The night before his body was found underneath a Spokane bridge, William P. Pickard told his family he was going to one of his favorite bars.
But staff at the Swinging Doors in north Spokane say they never saw the longtime customer that night.
Pickard, 38, was found dead about 10:30 a.m. Wednesday under the Sunset Boulevard bridge on the west bank of Latah Creek in High Bridge Park.
An autopsy didn’t immediately reveal his cause of death. Homicide detectives know Pickard fell from the bridge, but they don’t know if he was dead or alive when it happened, said Spokane police spokeswoman Officer Jennifer DeRuwe.
They hope his 2007 white Mercury Mariner will provide clues.

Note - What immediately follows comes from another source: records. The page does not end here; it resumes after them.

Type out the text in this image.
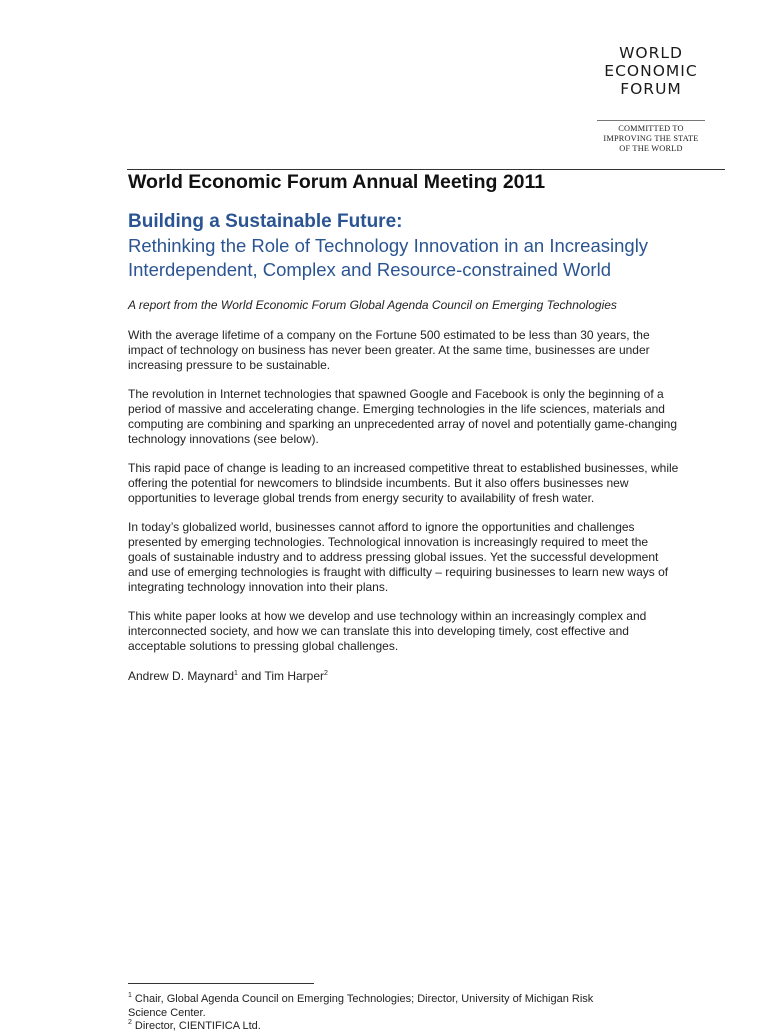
WORLD
ECONOMIC
FORUM
COMMITTED TO
IMPROVING THE STATE
OF THE WORLD
World Economic Forum Annual Meeting 2011
Building a Sustainable Future:
Rethinking the Role of Technology Innovation in an Increasingly
Interdependent, Complex and Resource-constrained World
A report from the World Economic Forum Global Agenda Council on Emerging Technologies
With the average lifetime of a company on the Fortune 500 estimated to be less than 30 years, the
impact of technology on business has never been greater. At the same time, businesses are under
increasing pressure to be sustainable.
The revolution in Internet technologies that spawned Google and Facebook is only the beginning of a
period of massive and accelerating change. Emerging technologies in the life sciences, materials and
computing are combining and sparking an unprecedented array of novel and potentially game-changing
technology innovations (see below).
This rapid pace of change is leading to an increased competitive threat to established businesses, while
offering the potential for newcomers to blindside incumbents. But it also offers businesses new
opportunities to leverage global trends from energy security to availability of fresh water.
In today’s globalized world, businesses cannot afford to ignore the opportunities and challenges
presented by emerging technologies. Technological innovation is increasingly required to meet the
goals of sustainable industry and to address pressing global issues. Yet the successful development
and use of emerging technologies is fraught with difficulty – requiring businesses to learn new ways of
integrating technology innovation into their plans.
This white paper looks at how we develop and use technology within an increasingly complex and
interconnected society, and how we can translate this into developing timely, cost effective and
acceptable solutions to pressing global challenges.
Andrew D. Maynard$^1$ and Tim Harper$^2$
$^1$ Chair, Global Agenda Council on Emerging Technologies; Director, University of Michigan Risk
Science Center.
$^2$ Director, CIENTIFICA Ltd.
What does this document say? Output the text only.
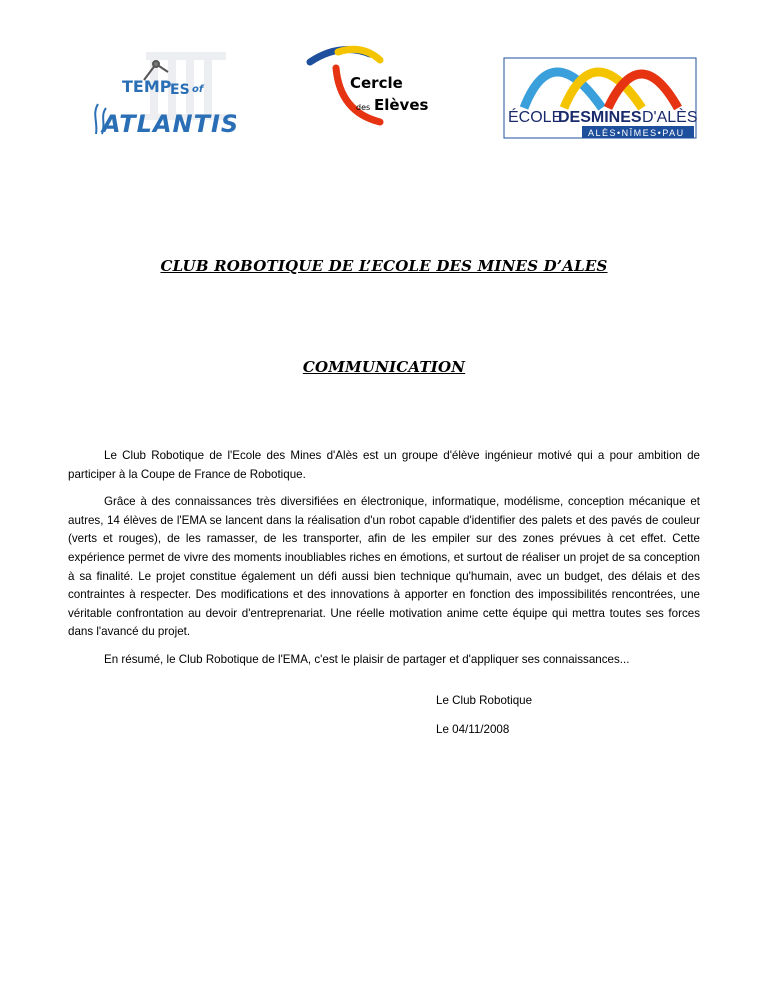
TEMP
ES of
ATLANTIS
Cercle
des Elèves
ÉCOLE
DESMINES D'ALÈS
ALÈS•NÎMES•PAU
CLUB ROBOTIQUE DE L’ECOLE DES MINES D’ALES
COMMUNICATION

Le Club Robotique de l'Ecole des Mines d'Alès est un groupe d'élève ingénieur motivé qui a pour ambition de participer à la Coupe de France de Robotique.

Grâce à des connaissances très diversifiées en électronique, informatique, modélisme, conception mécanique et autres, 14 élèves de l'EMA se lancent dans la réalisation d'un robot capable d'identifier des palets et des pavés de couleur (verts et rouges), de les ramasser, de les transporter, afin de les empiler sur des zones prévues à cet effet. Cette expérience permet de vivre des moments inoubliables riches en émotions, et surtout de réaliser un projet de sa conception à sa finalité. Le projet constitue également un défi aussi bien technique qu'humain, avec un budget, des délais et des contraintes à respecter. Des modifications et des innovations à apporter en fonction des impossibilités rencontrées, une véritable confrontation au devoir d'entreprenariat. Une réelle motivation anime cette équipe qui mettra toutes ses forces dans l'avancé du projet.

En résumé, le Club Robotique de l'EMA, c'est le plaisir de partager et d'appliquer ses connaissances...

Le Club Robotique
Le 04/11/2008
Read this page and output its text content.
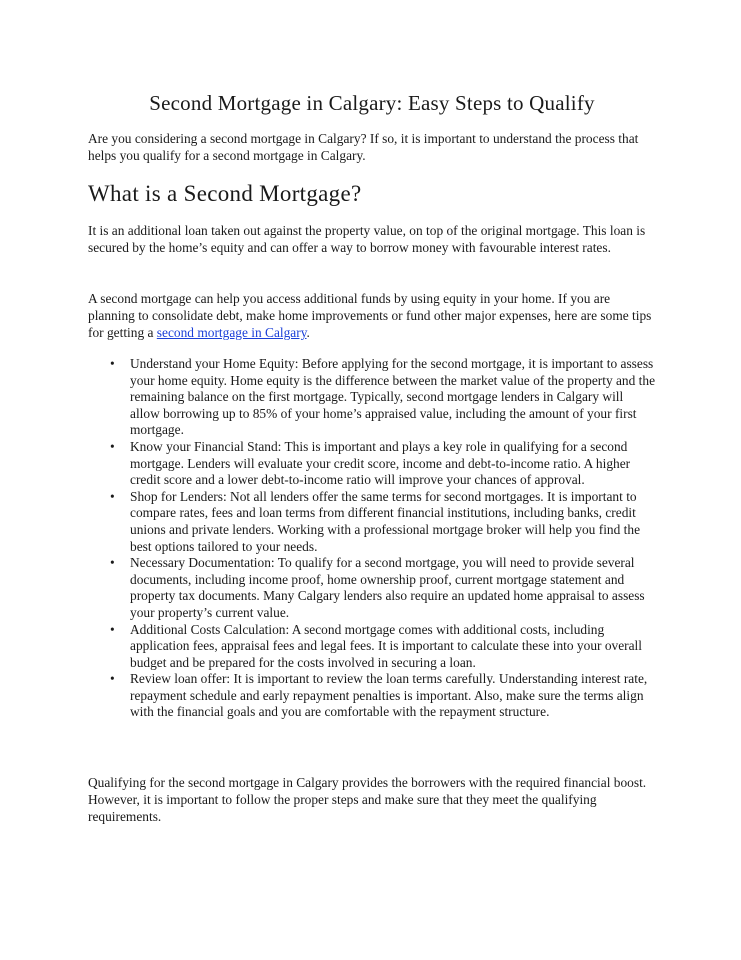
Second Mortgage in Calgary: Easy Steps to Qualify

Are you considering a second mortgage in Calgary? If so, it is important to understand the process that helps you qualify for a second mortgage in Calgary.

What is a Second Mortgage?

It is an additional loan taken out against the property value, on top of the original mortgage. This loan is secured by the home’s equity and can offer a way to borrow money with favourable interest rates.

A second mortgage can help you access additional funds by using equity in your home. If you are planning to consolidate debt, make home improvements or fund other major expenses, here are some tips for getting a second mortgage in Calgary.

• Understand your Home Equity: Before applying for the second mortgage, it is important to assess your home equity. Home equity is the difference between the market value of the property and the remaining balance on the first mortgage. Typically, second mortgage lenders in Calgary will allow borrowing up to 85% of your home’s appraised value, including the amount of your first mortgage.
• Know your Financial Stand: This is important and plays a key role in qualifying for a second mortgage. Lenders will evaluate your credit score, income and debt-to-income ratio. A higher credit score and a lower debt-to-income ratio will improve your chances of approval.
• Shop for Lenders: Not all lenders offer the same terms for second mortgages. It is important to compare rates, fees and loan terms from different financial institutions, including banks, credit unions and private lenders. Working with a professional mortgage broker will help you find the best options tailored to your needs.
• Necessary Documentation: To qualify for a second mortgage, you will need to provide several documents, including income proof, home ownership proof, current mortgage statement and property tax documents. Many Calgary lenders also require an updated home appraisal to assess your property’s current value.
• Additional Costs Calculation: A second mortgage comes with additional costs, including application fees, appraisal fees and legal fees. It is important to calculate these into your overall budget and be prepared for the costs involved in securing a loan.
• Review loan offer: It is important to review the loan terms carefully. Understanding interest rate, repayment schedule and early repayment penalties is important. Also, make sure the terms align with the financial goals and you are comfortable with the repayment structure.

Qualifying for the second mortgage in Calgary provides the borrowers with the required financial boost. However, it is important to follow the proper steps and make sure that they meet the qualifying requirements.
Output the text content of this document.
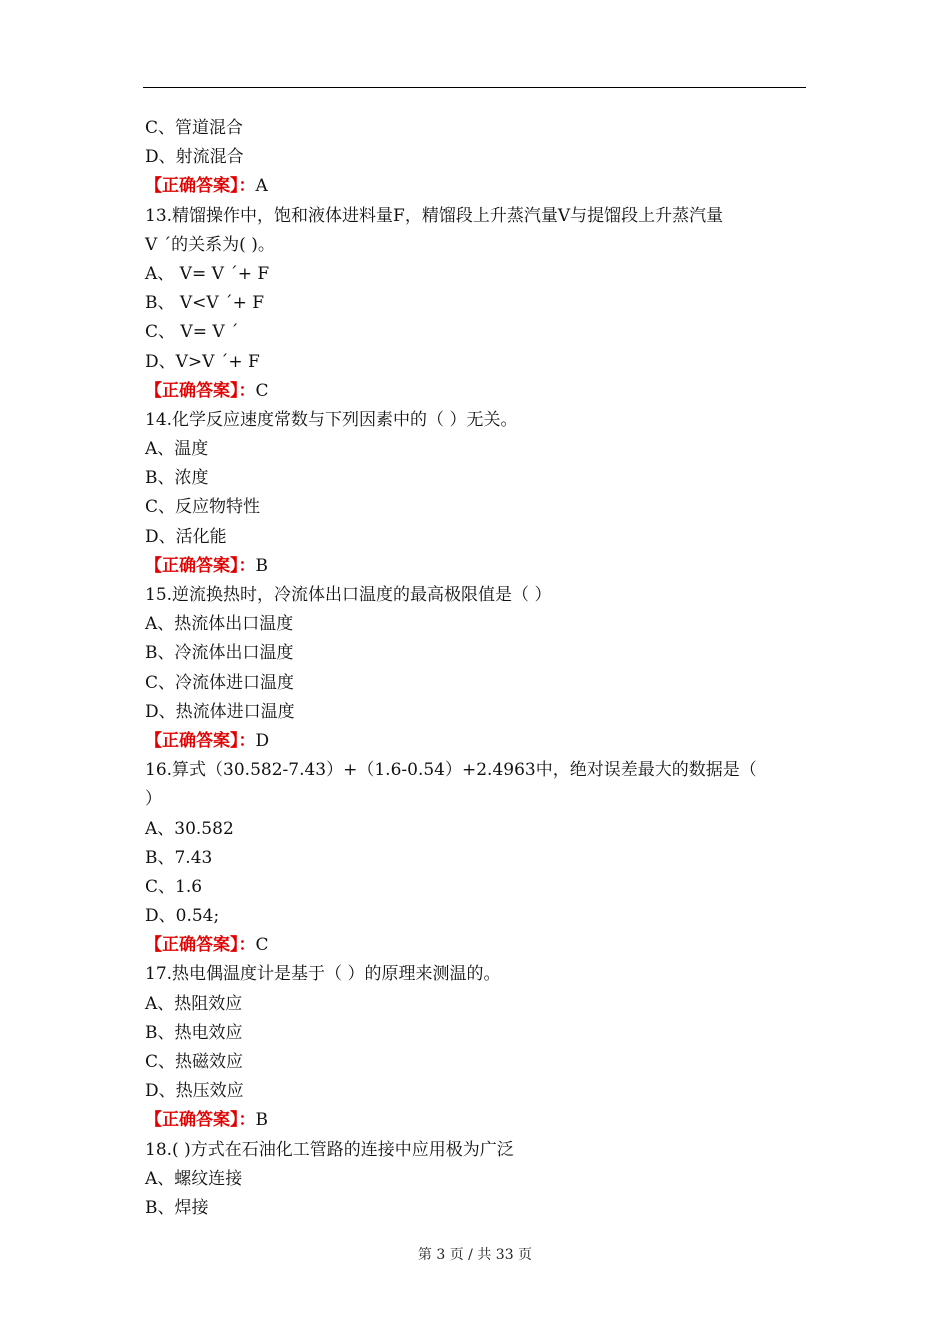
C、管道混合
D、射流混合
【正确答案】：A
13.精馏操作中，饱和液体进料量F，精馏段上升蒸汽量V与提馏段上升蒸汽量
V ´的关系为( )。
A、 V= V ´+ F
B、 V<V ´+ F
C、 V= V ´
D、V>V ´+ F
【正确答案】：C
14.化学反应速度常数与下列因素中的（ ）无关。
A、温度
B、浓度
C、反应物特性
D、活化能
【正确答案】：B
15.逆流换热时，冷流体出口温度的最高极限值是（ ）
A、热流体出口温度
B、冷流体出口温度
C、冷流体进口温度
D、热流体进口温度
【正确答案】：D
16.算式（30.582-7.43）+（1.6-0.54）+2.4963中，绝对误差最大的数据是（
）
A、30.582
B、7.43
C、1.6
D、0.54;
【正确答案】：C
17.热电偶温度计是基于（ ）的原理来测温的。
A、热阻效应
B、热电效应
C、热磁效应
D、热压效应
【正确答案】：B
18.( )方式在石油化工管路的连接中应用极为广泛
A、螺纹连接
B、焊接
第 3 页 / 共 33 页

Police located the car Thursday about 7 p.m. in the 1500 block of West Glass Avenue after a report of a suspicious vehicle, said Cpl. Mike Carr.
Staff at the Swinging Doors, 1018 W. Francis Ave., said they’re working with police to see if surveillance video shows the car in the bar’s parking lot Tuesday night.
Meanwhile, Pickard’s family is grieving a man they say valued friends and family above everything and was just a few classes away from graduating from Spokane Falls Community College.
He wanted to be a substance abuse counselor to help people experiencing the same problems he did when he was young, his family said.
“He’d been through the wringer on that,” said his father, Donald Pickard. “He was turning his life around.”
Pickard, who had no serious criminal record, graduated from North Central High School in 1990, where he played football and wrestled.
He loved wrestling and fight sports like boxing and mixed martial arts. He often watched the events at the Swinging Doors. Pickard moved to Las Vegas for three years after high school but returned to Spokane, where he has two teenage daughters.
He lived in a home in northwest Spokane before renting his parents’ basement just a couple weeks ago.
“Bill was a good friend (and) a good father,” said Bobby Caruso. The two met in high school and became fast friends. Pickard helped spark a passion for wrestling in Caruso’s son.
Pickard was especially good with children and elderly people and spent hours with his older relatives, his family said.
“He wanted to be involved with the people that he loved,” Caruso said.
Caruso said the family still is in “disbelief” about what happened.
“You talk to somebody on the phone, and a few days later they’re dead,” Caruso said. “You feel numb. And more than anything – curiosity about what happened.”